Although the novel switches between the perspectives of all seven members of the group, it is mostly given to book writer Thomas Hearne to tell the story of the arduous and ill-fated expedition. Struck by grief and loss of faith, Hearn, a one-time ordained man, shut himself up within austere self-restraints. By contrast, Shaw is a man of brutal appetites, who regards the land and its people as chattel property, which he exploits as he pleases. As they travel north, the group encounters other communities, and when Nabaiah, the younger of Dean’s mentors, loses his wife to a rival in a wrestling match, Shaw intervenes and wins her back. Deaf to Hearn’s warnings, Shaw insists on spending a night with her as his reward. The consequences of his blatant arrogance will undo all of this.

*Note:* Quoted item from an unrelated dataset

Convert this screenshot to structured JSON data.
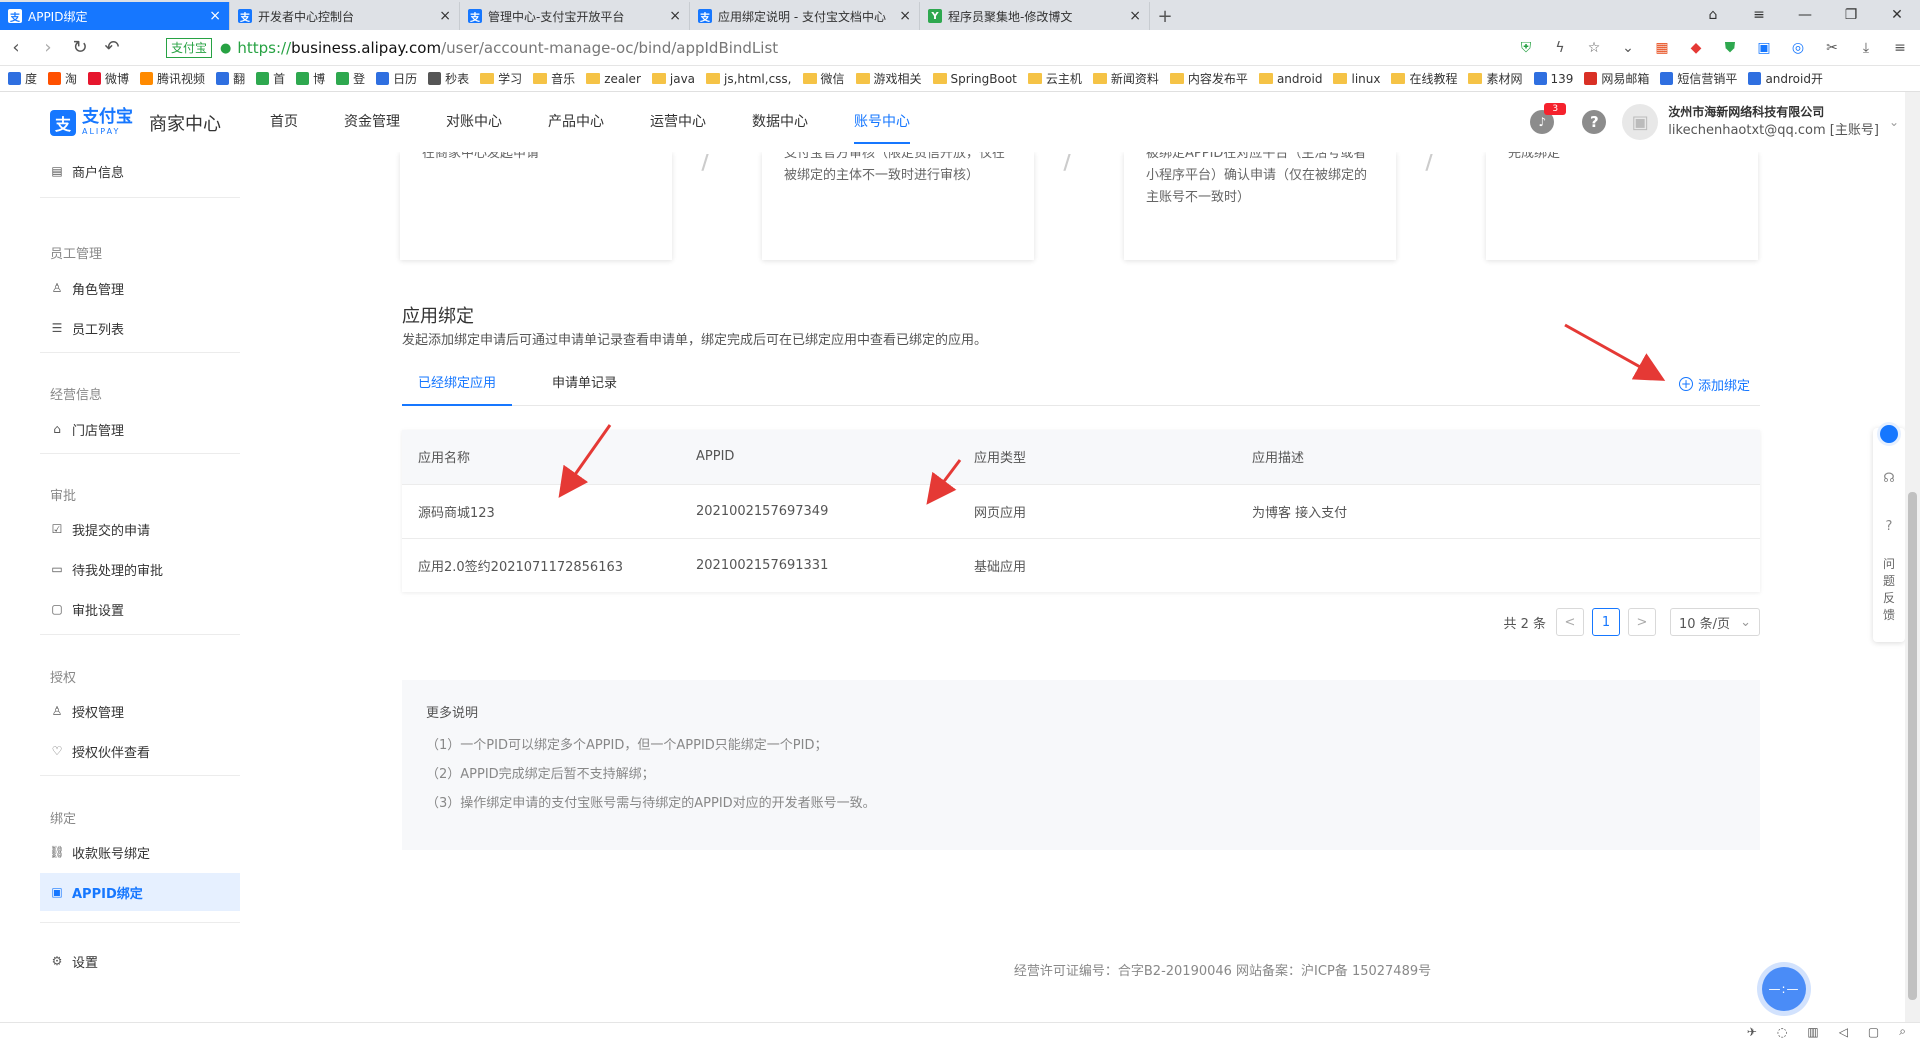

Like The North Water, with which it shares much DNA, White River Crossing moves with a propulsive lick, its bloody flesh stained with cruelty and violence. McGuire doesn’t let us look away: the clumsy amputation of a gangrenous arm is described in almost sensual detail, while the desolate beauty of the vast landscape is recalled with sharp precision, the “blue peaks of the frost-covered hills” vividly alive as “heaps of marrow bones and shattered antlers.”

However, inside the heads of his characters, McGuire moves with less confidence. The backstories provide context but little complexity or depth. Hearn is convincing enough as a man remade again, broken by horror, but Shaw, like Drax in The North Water, is a frustrating one-dimensional villain and Abel Walker, the company’s third man, is mostly overlooked. As for my mentors, whose perspective might have given this story a very different look, they are quickly swallowed up by the plot.

In the introduction to the novel, no doubt to pre-empt criticisms of cultural appropriation, McGuire emphasizes the paucity of Dean’s first-hand histories and defends his choice in the novel to “emphasize commonality over cultural or historical difference.” The decision is misleading. When he abandons these imagined commonalities and gives his original characters room to see the world entirely on their own terms, he succeeds most powerfully: the scene in which the shaman uses his powers to exorcise an evil spirit from the body of a sick child is one of the most surprising—and moving—scenes in the novel. In emphasizing commonalities, in neatly eliminating profound cultural differences, McGuire underplays the power of Dean’s four pieces of evidence to shift the narrative and poses the very question he sought to avoid about whether it is really their story that he is telling.

White River Crossing by Ian McGuire is published by Scribner (£20). To support The Guardian, order your copy from guardianbookshop.com. Delivery fees may apply.